Fraser is associated with what might be called a "third generation" of practitioners of institutional critique, a practice that emerged in the late 1960s and early 1970s in reaction to the growing commodification of art and the prevailing ideals of art's autonomy and universality. Closely related to conceptual and site-specific art, institutional critique is concerned with the disclosure and demystification of how the artistic subject as well as the art object are staged and reified by the art institution. Fraser's work is differentiated from a first wave of critical practitioners -- Michael Asher, Daniel Buren, Marcel Broodthaers, Hans Haacke -- in that she treats the institution as a set of positions and social relations rather than a physical site in which institutional power can be clearly located. Her practice answers to a more profoundly sociological model than the phenomenological and spatial models proffered by her predecessors.
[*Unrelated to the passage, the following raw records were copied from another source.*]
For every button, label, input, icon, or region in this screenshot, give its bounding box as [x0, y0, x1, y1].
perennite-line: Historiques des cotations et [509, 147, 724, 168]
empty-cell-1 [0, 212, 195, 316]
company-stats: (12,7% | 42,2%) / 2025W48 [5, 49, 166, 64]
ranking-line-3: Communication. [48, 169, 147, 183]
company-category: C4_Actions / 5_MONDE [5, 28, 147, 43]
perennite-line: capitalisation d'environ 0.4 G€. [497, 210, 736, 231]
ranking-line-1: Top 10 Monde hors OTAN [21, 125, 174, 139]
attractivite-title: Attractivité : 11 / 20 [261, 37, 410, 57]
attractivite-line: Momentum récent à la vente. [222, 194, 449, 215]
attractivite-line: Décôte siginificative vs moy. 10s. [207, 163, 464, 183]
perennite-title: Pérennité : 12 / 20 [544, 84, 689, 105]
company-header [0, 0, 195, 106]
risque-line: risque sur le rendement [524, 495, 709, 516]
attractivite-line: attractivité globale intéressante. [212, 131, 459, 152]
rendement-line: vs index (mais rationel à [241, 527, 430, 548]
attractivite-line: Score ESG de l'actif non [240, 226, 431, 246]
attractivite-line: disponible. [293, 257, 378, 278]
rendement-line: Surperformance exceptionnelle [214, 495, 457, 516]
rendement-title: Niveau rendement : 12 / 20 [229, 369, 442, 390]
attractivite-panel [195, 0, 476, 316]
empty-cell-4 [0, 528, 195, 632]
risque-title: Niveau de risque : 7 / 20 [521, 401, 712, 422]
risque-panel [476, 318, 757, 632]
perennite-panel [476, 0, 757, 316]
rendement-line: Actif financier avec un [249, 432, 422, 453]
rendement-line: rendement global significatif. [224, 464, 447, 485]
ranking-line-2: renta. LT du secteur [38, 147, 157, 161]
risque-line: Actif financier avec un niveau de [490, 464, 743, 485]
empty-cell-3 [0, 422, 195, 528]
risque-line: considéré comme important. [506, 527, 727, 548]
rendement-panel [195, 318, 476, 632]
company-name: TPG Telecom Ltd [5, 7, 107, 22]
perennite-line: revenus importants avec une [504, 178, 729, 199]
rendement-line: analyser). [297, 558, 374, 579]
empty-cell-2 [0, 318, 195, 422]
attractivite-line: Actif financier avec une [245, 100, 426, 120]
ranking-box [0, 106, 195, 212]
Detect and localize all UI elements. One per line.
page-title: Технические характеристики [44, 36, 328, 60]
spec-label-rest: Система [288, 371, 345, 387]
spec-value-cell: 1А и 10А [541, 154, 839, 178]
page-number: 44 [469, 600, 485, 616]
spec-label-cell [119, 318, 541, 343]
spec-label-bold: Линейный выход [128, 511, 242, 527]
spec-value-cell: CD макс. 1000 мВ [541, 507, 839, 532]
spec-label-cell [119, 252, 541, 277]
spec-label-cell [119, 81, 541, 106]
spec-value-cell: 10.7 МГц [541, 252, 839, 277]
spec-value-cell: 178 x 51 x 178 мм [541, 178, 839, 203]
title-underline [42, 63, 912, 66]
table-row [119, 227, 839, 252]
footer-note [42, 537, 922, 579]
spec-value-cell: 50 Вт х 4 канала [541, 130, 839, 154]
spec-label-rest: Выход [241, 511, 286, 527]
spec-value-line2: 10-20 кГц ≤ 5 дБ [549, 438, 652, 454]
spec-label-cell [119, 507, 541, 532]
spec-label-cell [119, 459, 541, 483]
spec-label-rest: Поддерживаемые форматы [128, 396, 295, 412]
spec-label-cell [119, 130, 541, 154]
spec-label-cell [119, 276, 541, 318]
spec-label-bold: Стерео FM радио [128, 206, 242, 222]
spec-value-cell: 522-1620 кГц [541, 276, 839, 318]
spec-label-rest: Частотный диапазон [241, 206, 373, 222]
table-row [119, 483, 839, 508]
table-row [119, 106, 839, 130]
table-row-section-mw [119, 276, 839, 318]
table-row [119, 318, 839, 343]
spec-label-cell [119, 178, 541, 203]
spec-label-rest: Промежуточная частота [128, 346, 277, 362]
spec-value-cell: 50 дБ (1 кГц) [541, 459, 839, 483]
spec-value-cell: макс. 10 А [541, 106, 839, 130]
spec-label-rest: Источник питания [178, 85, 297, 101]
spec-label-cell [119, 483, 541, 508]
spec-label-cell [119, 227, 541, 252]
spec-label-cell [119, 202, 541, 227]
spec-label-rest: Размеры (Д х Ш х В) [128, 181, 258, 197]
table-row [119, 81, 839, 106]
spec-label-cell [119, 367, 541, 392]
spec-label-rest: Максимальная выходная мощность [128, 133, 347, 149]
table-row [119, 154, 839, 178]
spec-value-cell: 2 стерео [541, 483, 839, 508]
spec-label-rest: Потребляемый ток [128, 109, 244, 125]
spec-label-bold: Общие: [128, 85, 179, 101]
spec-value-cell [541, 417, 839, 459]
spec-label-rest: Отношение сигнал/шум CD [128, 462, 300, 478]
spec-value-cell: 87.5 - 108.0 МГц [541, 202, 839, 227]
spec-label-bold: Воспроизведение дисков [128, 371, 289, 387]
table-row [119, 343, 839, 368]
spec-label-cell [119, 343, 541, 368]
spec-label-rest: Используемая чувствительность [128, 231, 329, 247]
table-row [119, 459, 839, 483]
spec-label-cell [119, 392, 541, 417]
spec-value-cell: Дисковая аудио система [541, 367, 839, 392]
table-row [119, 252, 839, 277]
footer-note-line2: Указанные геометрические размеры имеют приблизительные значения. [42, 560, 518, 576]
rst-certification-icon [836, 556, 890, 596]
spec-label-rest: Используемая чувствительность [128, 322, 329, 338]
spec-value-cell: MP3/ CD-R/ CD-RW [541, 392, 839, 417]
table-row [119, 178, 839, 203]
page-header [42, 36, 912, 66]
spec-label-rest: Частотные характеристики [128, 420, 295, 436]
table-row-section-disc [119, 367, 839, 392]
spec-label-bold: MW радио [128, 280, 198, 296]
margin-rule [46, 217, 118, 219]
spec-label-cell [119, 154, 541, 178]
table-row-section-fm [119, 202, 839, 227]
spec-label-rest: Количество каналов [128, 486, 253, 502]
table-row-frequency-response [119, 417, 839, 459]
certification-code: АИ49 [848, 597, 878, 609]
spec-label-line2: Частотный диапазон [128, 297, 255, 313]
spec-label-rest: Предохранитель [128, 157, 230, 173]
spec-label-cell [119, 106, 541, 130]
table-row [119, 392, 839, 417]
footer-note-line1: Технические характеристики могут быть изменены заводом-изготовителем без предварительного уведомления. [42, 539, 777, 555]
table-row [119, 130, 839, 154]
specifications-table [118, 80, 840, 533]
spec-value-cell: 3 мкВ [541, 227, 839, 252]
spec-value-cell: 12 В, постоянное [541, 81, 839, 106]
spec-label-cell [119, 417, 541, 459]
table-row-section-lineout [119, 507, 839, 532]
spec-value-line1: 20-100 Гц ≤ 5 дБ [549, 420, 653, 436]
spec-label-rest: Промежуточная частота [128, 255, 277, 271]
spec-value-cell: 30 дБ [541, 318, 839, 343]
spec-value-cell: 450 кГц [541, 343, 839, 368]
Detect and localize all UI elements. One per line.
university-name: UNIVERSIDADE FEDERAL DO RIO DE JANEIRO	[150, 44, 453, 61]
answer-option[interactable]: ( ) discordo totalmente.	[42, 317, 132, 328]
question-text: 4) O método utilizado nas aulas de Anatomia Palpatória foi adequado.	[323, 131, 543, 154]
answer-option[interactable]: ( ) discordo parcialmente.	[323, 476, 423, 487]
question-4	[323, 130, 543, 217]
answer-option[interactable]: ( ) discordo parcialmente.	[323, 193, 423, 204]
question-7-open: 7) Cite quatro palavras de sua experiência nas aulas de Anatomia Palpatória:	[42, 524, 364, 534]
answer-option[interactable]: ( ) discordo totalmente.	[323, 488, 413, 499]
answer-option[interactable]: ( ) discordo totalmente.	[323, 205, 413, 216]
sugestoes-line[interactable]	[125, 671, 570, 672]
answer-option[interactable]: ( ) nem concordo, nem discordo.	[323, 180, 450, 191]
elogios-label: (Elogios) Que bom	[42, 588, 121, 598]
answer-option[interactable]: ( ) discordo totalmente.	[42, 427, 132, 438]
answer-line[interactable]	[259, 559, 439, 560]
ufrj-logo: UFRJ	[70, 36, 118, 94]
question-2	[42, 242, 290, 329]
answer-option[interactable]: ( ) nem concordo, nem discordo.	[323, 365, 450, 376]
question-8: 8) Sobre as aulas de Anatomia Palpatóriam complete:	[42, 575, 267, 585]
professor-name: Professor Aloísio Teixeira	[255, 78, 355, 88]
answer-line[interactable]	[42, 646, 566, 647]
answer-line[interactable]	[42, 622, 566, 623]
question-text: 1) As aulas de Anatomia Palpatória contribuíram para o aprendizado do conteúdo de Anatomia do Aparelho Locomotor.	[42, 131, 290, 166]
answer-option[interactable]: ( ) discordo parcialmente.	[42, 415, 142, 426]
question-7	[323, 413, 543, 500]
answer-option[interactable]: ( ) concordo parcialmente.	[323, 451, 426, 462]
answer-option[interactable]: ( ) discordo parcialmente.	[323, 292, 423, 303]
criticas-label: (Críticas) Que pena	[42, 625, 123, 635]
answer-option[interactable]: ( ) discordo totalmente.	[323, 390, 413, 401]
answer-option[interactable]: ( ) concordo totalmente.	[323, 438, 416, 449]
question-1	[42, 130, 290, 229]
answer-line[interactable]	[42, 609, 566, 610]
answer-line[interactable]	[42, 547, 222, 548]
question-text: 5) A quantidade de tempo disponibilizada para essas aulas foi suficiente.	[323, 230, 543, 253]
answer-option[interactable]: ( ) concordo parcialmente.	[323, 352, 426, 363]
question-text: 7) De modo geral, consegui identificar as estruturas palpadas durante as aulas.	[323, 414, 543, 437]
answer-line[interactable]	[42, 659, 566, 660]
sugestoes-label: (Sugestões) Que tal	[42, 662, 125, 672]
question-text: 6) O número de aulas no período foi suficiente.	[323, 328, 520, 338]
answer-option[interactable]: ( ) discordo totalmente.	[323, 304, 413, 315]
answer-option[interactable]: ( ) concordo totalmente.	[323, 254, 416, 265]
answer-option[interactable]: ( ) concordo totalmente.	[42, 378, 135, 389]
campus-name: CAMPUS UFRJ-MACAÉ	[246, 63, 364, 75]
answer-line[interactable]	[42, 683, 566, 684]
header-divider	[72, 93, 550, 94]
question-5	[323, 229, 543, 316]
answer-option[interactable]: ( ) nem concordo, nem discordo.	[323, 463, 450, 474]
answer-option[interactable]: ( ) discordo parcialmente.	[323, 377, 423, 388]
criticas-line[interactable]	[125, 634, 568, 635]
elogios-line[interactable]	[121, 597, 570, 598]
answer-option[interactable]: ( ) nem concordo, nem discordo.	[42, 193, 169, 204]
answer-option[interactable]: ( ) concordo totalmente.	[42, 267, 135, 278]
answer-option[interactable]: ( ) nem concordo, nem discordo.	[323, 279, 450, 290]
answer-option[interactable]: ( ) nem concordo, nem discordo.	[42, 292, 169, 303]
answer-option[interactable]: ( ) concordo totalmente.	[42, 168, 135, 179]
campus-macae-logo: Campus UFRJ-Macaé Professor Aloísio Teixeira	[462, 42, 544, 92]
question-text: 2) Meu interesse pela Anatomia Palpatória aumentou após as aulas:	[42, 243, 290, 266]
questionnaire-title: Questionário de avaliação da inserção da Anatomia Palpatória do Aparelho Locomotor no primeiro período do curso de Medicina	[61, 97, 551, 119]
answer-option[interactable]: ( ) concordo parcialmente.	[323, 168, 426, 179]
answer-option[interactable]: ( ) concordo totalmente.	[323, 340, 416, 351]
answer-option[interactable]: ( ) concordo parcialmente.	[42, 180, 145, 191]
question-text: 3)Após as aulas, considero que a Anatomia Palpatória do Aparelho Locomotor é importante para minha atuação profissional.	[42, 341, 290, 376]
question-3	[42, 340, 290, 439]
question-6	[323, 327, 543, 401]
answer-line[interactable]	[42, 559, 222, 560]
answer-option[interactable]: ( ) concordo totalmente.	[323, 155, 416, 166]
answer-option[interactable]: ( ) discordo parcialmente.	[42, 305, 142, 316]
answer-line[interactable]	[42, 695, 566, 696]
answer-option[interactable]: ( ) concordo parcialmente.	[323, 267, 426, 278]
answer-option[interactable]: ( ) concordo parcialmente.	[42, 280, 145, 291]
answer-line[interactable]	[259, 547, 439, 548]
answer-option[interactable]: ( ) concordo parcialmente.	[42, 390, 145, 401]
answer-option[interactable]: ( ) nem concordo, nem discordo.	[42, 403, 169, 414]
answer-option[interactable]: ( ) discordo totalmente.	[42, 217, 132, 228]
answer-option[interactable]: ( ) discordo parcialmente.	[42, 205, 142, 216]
Fraser's earliest works emerged out of 1980s appropriation art as represented by the work of Sherrie Levine, Allan McCollum, and Louise Lawler, among others, yet she extends this gesture to include not only the appropriation of objects, images, and texts, but also positions and functions.

In an era marked by the rise of the corporate mega-museum and the global art market, this Focus show examines the ways in which Fraser continues to provocatively negotiate the contradictions and complicities inherent in contemporary manifestations of institutional critique. The exhibition was initially inspired by the Kemper Art Museum's recent acquisition of two of Fraser's works, the video Little Frank and his Carp (2001), shot at the Guggenheim Museum in Bilbao, and a C-print Untitled (Pollock/Titian) #4 (2005). Works by the artist from the mid-1980s to the present will also be included, with special attention paid to the artists recent series of photographs exploring art historical representations through the use of appropriated imagery as well as her strategic implementation of video installation and projection.

Curated by Meredith Malone, curatorial intern, Andrea Fraser, "What do I, as an artist, provide?" is the second in the Museum's recently inaugurated Focus exhibition series, which explores a theme, a single work, or a group of works by a single artist from the permanent collection. The exhibition will be accompanied by an illustrated brochure.

Selected works

About the Artist

1965: born in Billings, Montana

1982-84: School of Visual Arts, New York

1984-85: Whitney Museum of American Art Independent Study Program, New York

1985-86: New York University, New York

Andrea Fraser's work is exhibited in both the United States and internationally. She has had numerous solo exhibitions, including a mid-career retrospective, Andrea Fraser, Works: 1984 to 2003, organized by the Kunstverein, Hamburg, in 2003, and a survey of her video work presented by the Belkin Art Gallery, University of British Columbia, in 2002. Fraser's work is in public collections worldwide, including the Centre Georges Pompidou, Paris; Museu d'Art Contemporani, Barcelona; Museum of Modern Art, New York; National Gallery, Berlin; and Tate Modern, London. She was a founding member of the feminist performance group, The V-Girls (1986-96); the project-based artist initiative Parasite (1997-98); and the cooperative art gallery Orchard (2005-present). In 2005, the MIT Press published Museum Highlights: The Writings of Andrea Fraser. The artist recently relocated from New York to California to join the art faculty of the University of California, Los Angeles.